LES DERNIÈRES PRÉSENCES

Sur le plancher une valise entrouverte.

Pêle-mêle s’y entassent des livres, des tricots, du linge et des cravates bien inutilement anglaises pour cette solitude choisie. Je me baisse, plonge les mains au milieu de tout ce désordre et me rappelle qu’hier encore on riait de me voir si maladroit.

On ?

Qui au fait ?

Certes ils n’étaient pas en grand nombre ceux qui me donnaient l’impression que la scène n’était pas tout à fait vide où chaque jour s’essayait à de nouvelles tragi-comédies. Maintenant, il s’agit non de s’acharner encore à quelque essai mais d’oublier les syllabes d’un prénom, une bouche.

Or quand j’opte pour l’énergie, même si c’est contre moi, même si je suis seul en cause, afin de ne point trahir ma volonté de force, il me faut d’abord affirmer à voix tonitruante.

Résolu à couvrir les accents trop connus et à me refuser à l’étreinte d’une mémoire pour laquelle je n’ai déjà montré que trop de complaisance, je rugis : « Assez… Assez… Assez. »

Moralité : la femme de chambre de l’étage frappe à ma porte. Ces cris ont dû lui donner un espoir de fait divers. « Monsieur a sonné ? » Je me venge, et comme si l’importune n’était qu’une simple bonne à tout faire je l’appelle Marie : « Non, Marie, je n’ai pas sonné, je n’ai besoin de rien, Marie. Ne vous dérangez pas si je parle un peu fort. Je n’ai ni la fièvre chaude ni le délire. Je récite mes rôles, Marie. Pensez que je suis un acteur. Aimezvous le théâtre, Marie ? Je vous donnerai des billets, Marie. »
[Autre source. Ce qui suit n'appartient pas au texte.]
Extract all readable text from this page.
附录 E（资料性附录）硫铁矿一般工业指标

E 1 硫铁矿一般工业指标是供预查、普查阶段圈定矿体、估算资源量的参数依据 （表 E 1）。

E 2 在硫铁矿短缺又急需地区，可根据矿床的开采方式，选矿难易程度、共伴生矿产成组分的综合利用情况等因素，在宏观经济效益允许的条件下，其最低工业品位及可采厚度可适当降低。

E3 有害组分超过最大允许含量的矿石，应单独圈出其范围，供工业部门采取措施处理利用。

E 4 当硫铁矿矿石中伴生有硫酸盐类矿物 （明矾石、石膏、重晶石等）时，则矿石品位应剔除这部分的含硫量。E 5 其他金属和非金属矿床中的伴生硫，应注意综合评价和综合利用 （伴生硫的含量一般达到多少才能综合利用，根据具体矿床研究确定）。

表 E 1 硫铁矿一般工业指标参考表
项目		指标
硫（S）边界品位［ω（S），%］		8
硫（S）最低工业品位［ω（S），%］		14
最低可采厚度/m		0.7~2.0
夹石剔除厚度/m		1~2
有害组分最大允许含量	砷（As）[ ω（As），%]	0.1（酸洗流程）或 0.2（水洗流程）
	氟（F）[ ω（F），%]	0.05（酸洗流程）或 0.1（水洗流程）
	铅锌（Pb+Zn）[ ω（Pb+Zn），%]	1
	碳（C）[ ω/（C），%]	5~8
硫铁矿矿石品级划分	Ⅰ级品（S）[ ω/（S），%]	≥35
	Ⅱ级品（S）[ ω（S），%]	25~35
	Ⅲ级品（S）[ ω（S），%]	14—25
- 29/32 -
De l’autre côté de la porte, elle grogne de déception. Dame, comment, à moi tout seul, aurais-je pu lui offrir un crime passionnel. Pauvre Marie. Allons, ce sera pour une autre fois.

Délivré de cette sotte j’égrène encore quelques assez, puis en silence (le voilà, Marie, notre cher crime passionnel) je déchire une photo et comme si je pouvais en cachant les débris me dérober au souvenir, sous les brochures, les gilets, j’enfouis des étoiles inégales de carton.

Demain j’ouvrirai la valise pour prendre un roman, un sweater, mais je ne recollerai pas les morceaux du passé, d’hier, de cet hier dont l’ombre s’appellera peut-être demain, mais dont il ne faut pas que la hantise écrase aujourd’hui.

Aujourd’hui, bien vide, bien blanc, bien seul.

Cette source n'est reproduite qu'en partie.